Ни почета, ни мелкого тщеславия в том, что ты француз, нет. И позвольте мне еще раз высказаться в том же духе: быть христианином — это также не честь. У нас не было выбора. «Я — христианин, почитайте меня», — наперебой кричат Князья церкви, Книжники и Фарисеи. А надо бы со смирением сказать: «Я христианин, молитесь за меня!» У нас не было выбора. Когда и так очень нелегко быть французом, малейшее самолюбование, самый беглый взгляд, брошенный в глубь веков, со всех сторон отделяющих нас от предков, может вызвать у нас головокружение. Как, мы уже так далеки от них, так одиноки? Они уже не смогут услышать нас, и, вздумай мы бросить им тревожный зов, он мгновенно замер бы у нас на устах. Ну что ж! Не будем звать их, стиснем зубы. Остережемся измерять ширину дороги. То, что мы пытаемся сделать сегодня, другие уже делали в свое время, на своем месте, а они знали не больше нас. Рождение и жизнь нации — это всего лишь чудо, сотворенное Богом, прекрасное чудо. Мы участвуем в этом великом промысле только потому, что нам это предначертано божьей волей. В глубине души мы, вероятно, предпочли бы, чтобы нас оставили в покое, чтобы не было никогда в нашем детстве дня, того обычного, ничем не выделяющегося дня, когда мы смутно ждали какого-то чуда и вдруг услышали такой простой, с такой смиренной, такой будничной интонацией голос, говорящий на языке нашей родной провинции и едва отличимый от других знакомых голосов: «Ты француз. Теперь ступай, малыш, иди вперед, не останавливайся. Я все тебе объясню потом. Ты встретишь меня в час смерти.

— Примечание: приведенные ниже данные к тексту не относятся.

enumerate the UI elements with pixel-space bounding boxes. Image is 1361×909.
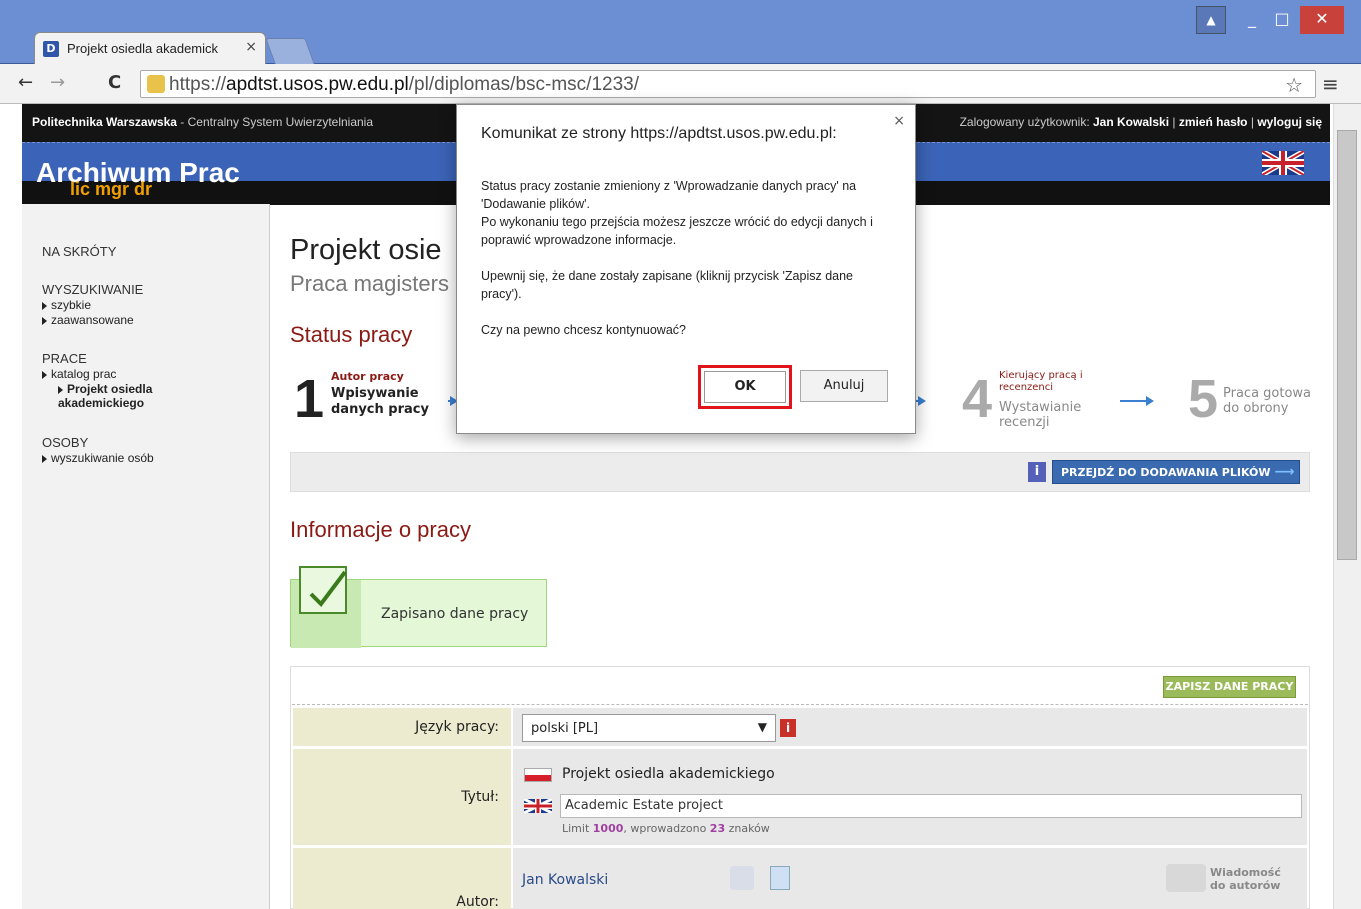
title-pl: Projekt osiedla akademickiego bbox=[562, 766, 775, 782]
user-icon[interactable]: ▲ bbox=[1196, 6, 1226, 34]
status-heading: Status pracy bbox=[290, 322, 413, 347]
sidebar: NA SKRÓTY WYSZUKIWANIE szybkie zaawansow… bbox=[22, 204, 270, 909]
tab-title: Projekt osiedla akademick bbox=[67, 41, 219, 56]
sidebar-item-current-work[interactable]: Projekt osiedla akademickiego bbox=[58, 382, 178, 410]
maximize-icon[interactable]: □ bbox=[1268, 6, 1296, 34]
saved-notice: Zapisano dane pracy bbox=[290, 566, 547, 648]
new-tab-button[interactable] bbox=[265, 38, 315, 64]
document-icon[interactable] bbox=[770, 866, 790, 890]
step-1-label: Wpisywanie danych pracy bbox=[331, 386, 429, 417]
arrow-icon bbox=[916, 396, 926, 406]
arrow-icon bbox=[448, 396, 458, 406]
uk-flag-icon[interactable] bbox=[1260, 148, 1306, 178]
triangle-icon bbox=[58, 385, 63, 394]
minimize-icon[interactable]: _ bbox=[1238, 6, 1266, 34]
dialog-close-icon[interactable]: × bbox=[893, 113, 905, 129]
lang-label: Język pracy: bbox=[293, 708, 511, 746]
triangle-icon bbox=[42, 454, 47, 463]
triangle-icon bbox=[42, 301, 47, 310]
saved-message: Zapisano dane pracy bbox=[381, 606, 529, 622]
author-label: Autor: bbox=[293, 848, 511, 909]
edit-icon[interactable] bbox=[730, 866, 754, 890]
dialog-message: Status pracy zostanie zmieniony z 'Wprow… bbox=[481, 179, 873, 337]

И тогда посмотри мне прямо в глаза: я тебе не изменю, мой мальчик…»
II
Несколько недель тому назад я отправился в Парагвай, тот самый Парагвай, который словарь Ларусса в один голос со справочником Боттэна нарекает земным раем. Земного рая я там не нашел, но чувствую, что мои поиски не закончены: я буду всегда искать его, я буду всегда искать эту потерянную, стершуюся из памяти людей дорогу. Вероятно, я от рождения отношусь к терпеливым, к породе никогда не отчаивающихся, для которых слово «отчаяние» лишено смысла и аналогично слову «небытие». И правы именно мы! Когда мне было десять лет, очень умные и, как правило, награжденные орденами дяди испытывали потребность дышать мне в лицо сигарным перегаром, делая вид, что их умиляют милые детские иллюзии. Ну что ж! Пришел черед и мне умиляться их иллюзиям. Я вижу сотворенный ими мир, я пожил в нем, я все еще в нем живу, и единственное несчастье, с которым я не примирюсь, это — умереть в нем. Но, возможно, он умрет раньше меня.